QUATERNARY PALYNOLOGY
- the quantitative analysis of pollen, spores and
related microfossils in sediments of Quaternary age
(the last 2.5 million years). Quaternary Palynology
relies on precise dating for correlation among
stratigraphic sequences, and for reconstructing rates
of environmental change. For the late-Quaternary
(the last 50,000 years), time control is based primarily upon
radiocarbon dating.
The Quaternary spans much of the time of the development of
humans.
Particularly
during the late Quaternary, the influence of environmental
change on humans, and the influence of humans on
the environment are important themes of Quaternary Palynology.
The term 'palynology'
was suggested by
Hyde & Williams
from the Greek
"to strew or sprinkle"
because by 1944 the discipline had come to include
microfossils other than pollen, and because it had developed
beyond mere identification of pollen and determination of
its stratigraphic range.
As so defined, "palynology" was first practiced in the 1910's
by Lenart Von Post, who systematically enumerated pollen
and spores in samples of bog sediment and calculated the
percentages of the major pollen types as an index of past
vegetation. Even though fossil pollen and spores had been recognized
pre-Quaternary by Reinsch in 1881. During the first half of the
twentieth Von Post provided a palynological basis for the
Blytt-Syrnander climatic sequence, which had been based on
peat stratigraphy, and he helped to provide chronological
control for this sequence by analyzing pollen in the varves
of the Baltic Basin. After World War Two, Quaternary Palynology
developed rapidly in the New World through the application
of the technique to lake sediments, made possible by the
development of piston corers by Livingston and others. The
application of palynology to non-forested regions in the
New World lead to a re-evaluation of the basic concepts of
palynology such as the pollen sum for percentages. This lead,
in turn, to the "absolute" measures of pollen abundance
(concentration and "influx"). The comparison of contemporary
vegetation with the modern pollen rain ("surface sample
studies") has been facilitated by the relatively un-disturbed
nature of North American vegetation. More recently, computer
techniques have facilitated the quantitative interpretation
of Quaternary sequences and have permitted the rapid
transmission and graphical display of palynological data.

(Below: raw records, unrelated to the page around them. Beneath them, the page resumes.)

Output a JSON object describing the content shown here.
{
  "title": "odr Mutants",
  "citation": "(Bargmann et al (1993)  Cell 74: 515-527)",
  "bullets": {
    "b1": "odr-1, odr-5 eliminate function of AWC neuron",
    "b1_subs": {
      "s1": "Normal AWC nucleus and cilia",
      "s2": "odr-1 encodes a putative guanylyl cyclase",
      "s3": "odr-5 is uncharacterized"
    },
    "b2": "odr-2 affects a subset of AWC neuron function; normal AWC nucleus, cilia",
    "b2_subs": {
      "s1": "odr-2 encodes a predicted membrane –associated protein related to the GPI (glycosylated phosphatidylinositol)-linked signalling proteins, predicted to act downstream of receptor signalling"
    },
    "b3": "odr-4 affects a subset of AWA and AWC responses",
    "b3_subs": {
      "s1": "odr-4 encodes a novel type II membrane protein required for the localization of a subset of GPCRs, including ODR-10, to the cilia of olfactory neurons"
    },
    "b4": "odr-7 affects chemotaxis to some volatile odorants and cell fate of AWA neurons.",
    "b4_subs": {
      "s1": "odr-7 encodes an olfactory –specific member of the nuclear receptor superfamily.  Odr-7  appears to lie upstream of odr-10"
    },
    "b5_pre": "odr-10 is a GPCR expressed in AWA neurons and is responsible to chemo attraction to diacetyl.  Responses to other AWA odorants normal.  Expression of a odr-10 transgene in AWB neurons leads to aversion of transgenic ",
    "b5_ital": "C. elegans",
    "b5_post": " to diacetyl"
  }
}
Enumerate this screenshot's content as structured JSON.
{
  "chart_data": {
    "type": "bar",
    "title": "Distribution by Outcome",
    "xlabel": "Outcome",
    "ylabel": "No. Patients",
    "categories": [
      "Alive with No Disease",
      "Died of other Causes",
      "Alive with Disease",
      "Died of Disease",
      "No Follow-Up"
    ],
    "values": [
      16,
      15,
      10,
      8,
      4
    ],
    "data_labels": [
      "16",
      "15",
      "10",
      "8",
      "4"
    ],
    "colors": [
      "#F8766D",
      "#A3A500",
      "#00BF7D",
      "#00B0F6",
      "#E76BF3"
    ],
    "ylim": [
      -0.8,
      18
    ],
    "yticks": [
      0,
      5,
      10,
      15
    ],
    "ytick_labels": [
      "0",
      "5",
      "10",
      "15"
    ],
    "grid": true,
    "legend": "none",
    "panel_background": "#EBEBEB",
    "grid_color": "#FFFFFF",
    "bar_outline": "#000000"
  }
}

Compared to stratigraphic palynology,
Quaternary palynology is more quantitative, and unlike
stratigraphic palynology, it assumes that the pollen and
spores investigated are produced by living taxa (Families,
Genera, or Species). Routinely, 300 to 500 pollen grains are
counted per sample, and these abundances are formally
compared to vegetation and environmental properties through
"surface sample studies." The assumption of "modernity" is
fundamental to Quaternary palynology, because it uses the
ecological tolerances of the recognized taxa to interpret
past precipitation and temperature and other
environmental parameters.
The reliance on the ecological tolerances is justified by
indications of long-term stability in the fossil record,
and by the "stasis" (vs. gradualistic) model of the
tempo of evolution.
Most paleontologists would probably agree that on a
millennial time scale (i.e., the Holocene) the
assumption of "modernity" is justified -- on the genus
level of routine pollen identification. However, the
assumption may have lead to a level of "complacency"
that has failed to identify species-level plant extinctions
despite the major extirpation of grazing herbivores in
the New World 10,000 years ago.
References:
Reinsch, P. 1881
Neue Untersuchungen über die mikrostruktur der steinkohle des carbon
der Dyas and Trias. Leipzig. 124 pp, 14 pl.
Von Post, L. 1917
Om skogsträdpollen i sydsvenska torfmosselagerföljder.
Geologiska Foreningens i Stockholm Forhandlingar 38: 384-390
Wright H. E. 1980.
Cores of soft lake sdeiments. Boreas 9: 107-114.
Eldridge, N., and Gould, S. J., 1972
Punctuated Equilibria: An Alternative to Phyletic Gradualism,
in Schopf, T. M., ed., Models in Paleobiology: San Francisco,
Freeman, Cooper, & Co., p. 82-115; 250 pp.
Wright H. E. 1967.
The use of surface samples in Quaternary pollen analysis.
Review Palaeobotany Palynology 2: 321-330.
AASP References:
V.M. Bryant & R.G. Holloway (1985) Pollen records of Late-Quaternary North American Sediments.
AASP Foundation Contributions Series 13
Faegri & Iversen (1989); Moore, Webb & Collinson (1991) etc.